Determine Inside Diameter of Horizontal Pipe Constriction

[zetabug]

Homework Statement

The inside diameters of the larger portions of the horizontal pipe in Figure P9.40 are 2.80 cm. Water flows to the right at a rate of 2.00 10-4 m3/s. Determine the inside diameter of the constriction. Answer in (cm)

Here is the picture http://www.webassign.net/sf5/p9_40.gif"

Could you guys please show me how to do this? Not just the answer I want to be able to grasp the concept. Thanks

Homework Equations

I'd Assume
1/2pv^2 + pgy = 1/2 pv^2 + pgy
Has something to do with it, but I don't really know where to start.

The Attempt at a Solution

Honestly I have no idea where to start. How does the info given relate to anything?
From the above equation I can get
1/2(1000)(2e-4)^2 + 1000 *9.8*.1?= 1/2 1000 (2e-4)^2? + 1000 *9.8* .25?

But this doesn't use a lot of the info. Any help would be appreciated.

 

[Doc Al]

That equation is Bernoulli's equation, but you are missing a term for pressure. (Look it up!) Hint: The heights of the fluid in those vertical segments will tell you the pressure in the fluid at those points.

Read this: http://hyperphysics.phy-astr.gsu.edu/hbase/pber.html"

 

[zetabug]

How exactly does the heights give me the pressure? I though pressure=F/Area?
And also is the velocity constant for the entire pipe?

 

[Doc Al]

How exactly does the heights give me the pressure?

Realize that the fluid in the vertical sections is not moving--so pressure just depends on depth.

I though pressure=F/Area?

That's still true.

And also is the velocity constant for the entire pipe?

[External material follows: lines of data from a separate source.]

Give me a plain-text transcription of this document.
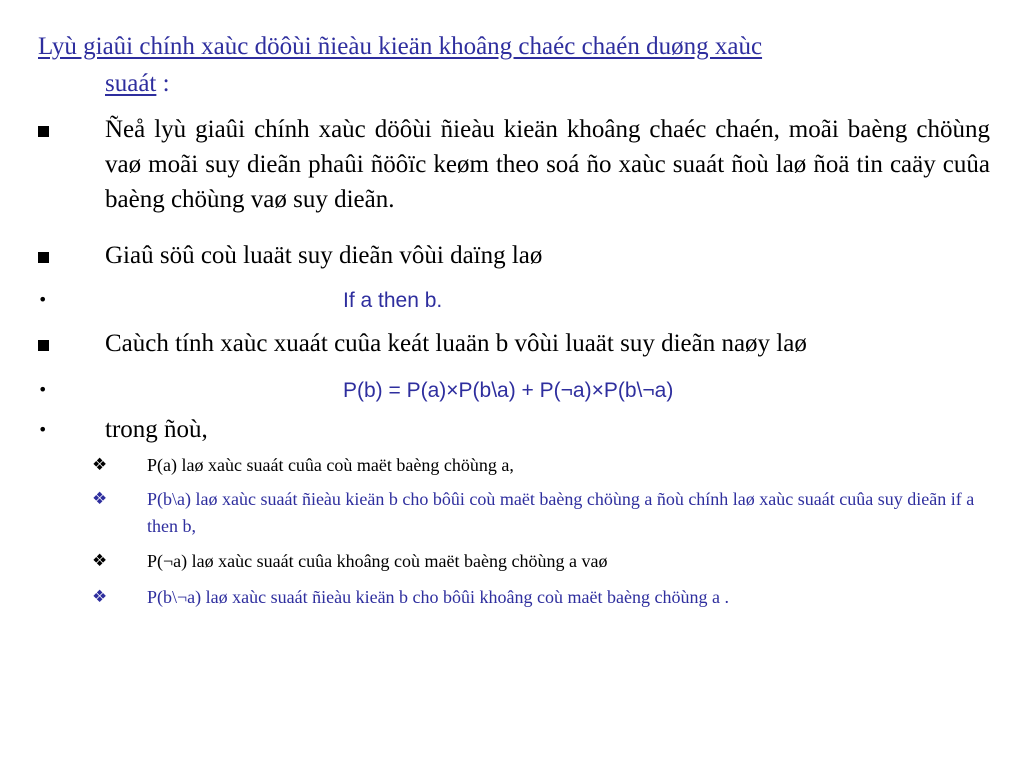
Lyù giaûi chính xaùc döôùi ñieàu kieän khoâng chaéc chaén duøng xaùc
suaát :
Ñeå lyù giaûi chính xaùc döôùi ñieàu kieän khoâng chaéc chaén, moãi baèng chöùng vaø moãi suy dieãn phaûi ñöôïc keøm theo soá ño xaùc suaát ñoù laø ñoä tin caäy cuûa baèng chöùng vaø suy dieãn.
Giaû söû coù luaät suy dieãn vôùi daïng laø
•	If a then b.
Caùch tính xaùc xuaát cuûa keát luaän b vôùi luaät suy dieãn naøy laø
•	P(b) = P(a)×P(b\a) + P(¬a)×P(b\¬a)
• trong ñoù,
❖ P(a) laø xaùc suaát cuûa coù maët baèng chöùng a,
❖ P(b\a) laø xaùc suaát ñieàu kieän b cho bôûi coù maët baèng chöùng a ñoù chính laø xaùc suaát cuûa suy dieãn if a then b,
❖ P(¬a) laø xaùc suaát cuûa khoâng coù maët baèng chöùng a vaø
❖ P(b\¬a) laø xaùc suaát ñieàu kieän b cho bôûi khoâng coù maët baèng chöùng a .
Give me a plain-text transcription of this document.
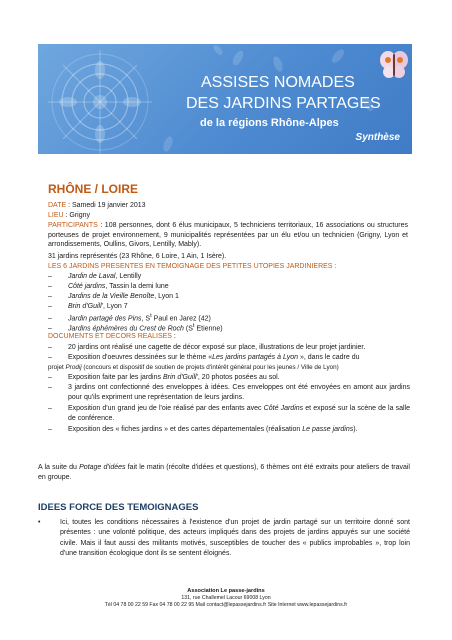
ASSISES NOMADES
DES JARDINS PARTAGES
de la régions Rhône-Alpes
Synthèse
RHÔNE / LOIRE
DATE : Samedi 19 janvier 2013
LIEU : Grigny
PARTICIPANTS : 108 personnes, dont 6 élus municipaux, 5 techniciens territoriaux, 16 associations ou structures porteuses de projet environnement, 9 municipalités représentées par un élu et/ou un technicien (Grigny, Lyon et arrondissements, Oullins, Givors, Lentilly, Mably).
31 jardins représentés (23 Rhône, 6 Loire, 1 Ain, 1 Isère).
LES 6 JARDINS PRESENTES EN TEMOIGNAGE DES PETITES UTOPIES JARDINIERES :
– Jardin de Laval, Lentilly
– Côté jardins, Tassin la demi lune
– Jardins de la Vieille Benoîte, Lyon 1
– Brin d'Guill', Lyon 7
– Jardin partagé des Pins, $S^t$ Paul en Jarez (42)
– Jardins éphémères du Crest de Roch ($S^t$ Etienne)
DOCUMENTS ET DECORS REALISES :
– 20 jardins ont réalisé une cagette de décor exposé sur place, illustrations de leur projet jardinier.
– Exposition d'oeuvres dessinées sur le thème «Les jardins partagés à Lyon », dans le cadre du
projet Prodij (concours et dispositif de soutien de projets d'intérêt général pour les jeunes / Ville de Lyon)
– Exposition faite par les jardins Brin d'Guill', 20 photos posées au sol.
–	3 jardins ont confectionné des enveloppes à idées. Ces enveloppes ont été envoyées en amont aux jardins pour qu'ils expriment une représentation de leurs jardins.
–	Exposition d'un grand jeu de l'oie réalisé par des enfants avec Côté Jardins et exposé sur la scène de la salle de conférence.
– Exposition des « fiches jardins » et des cartes départementales (réalisation Le passe jardins).
A la suite du Potage d'idées fait le matin (récolte d'idées et questions), 6 thèmes ont été extraits pour ateliers de travail en groupe.
IDEES FORCE DES TEMOIGNAGES
•	Ici, toutes les conditions nécessaires à l'existence d'un projet de jardin partagé sur un territoire donné sont présentes : une volonté politique, des acteurs impliqués dans des projets de jardins appuyés sur une société civile. Mais il faut aussi des militants motivés, susceptibles de toucher des « publics improbables », trop loin d'une transition écologique dont ils se sentent éloignés.
Association Le passe-jardins
131, rue Challemel Lacour 69008 Lyon
Tél 04 78 00 22 59 Fax 04 78 00 22 95 Mail contact@lepassejardins.fr Site Internet www.lepassejardins.fr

If the velocity were constant throughout the pipe, you'd have some explaining to do. That would mean that more fluid flowed through the wide section of pipe per second than flowed through the narrow section--but that can't happen, right? (The amount of fluid flowing per second must be the same everywhere--otherwise where is the water going?) Hint: The volume flow rate is given by area*speed.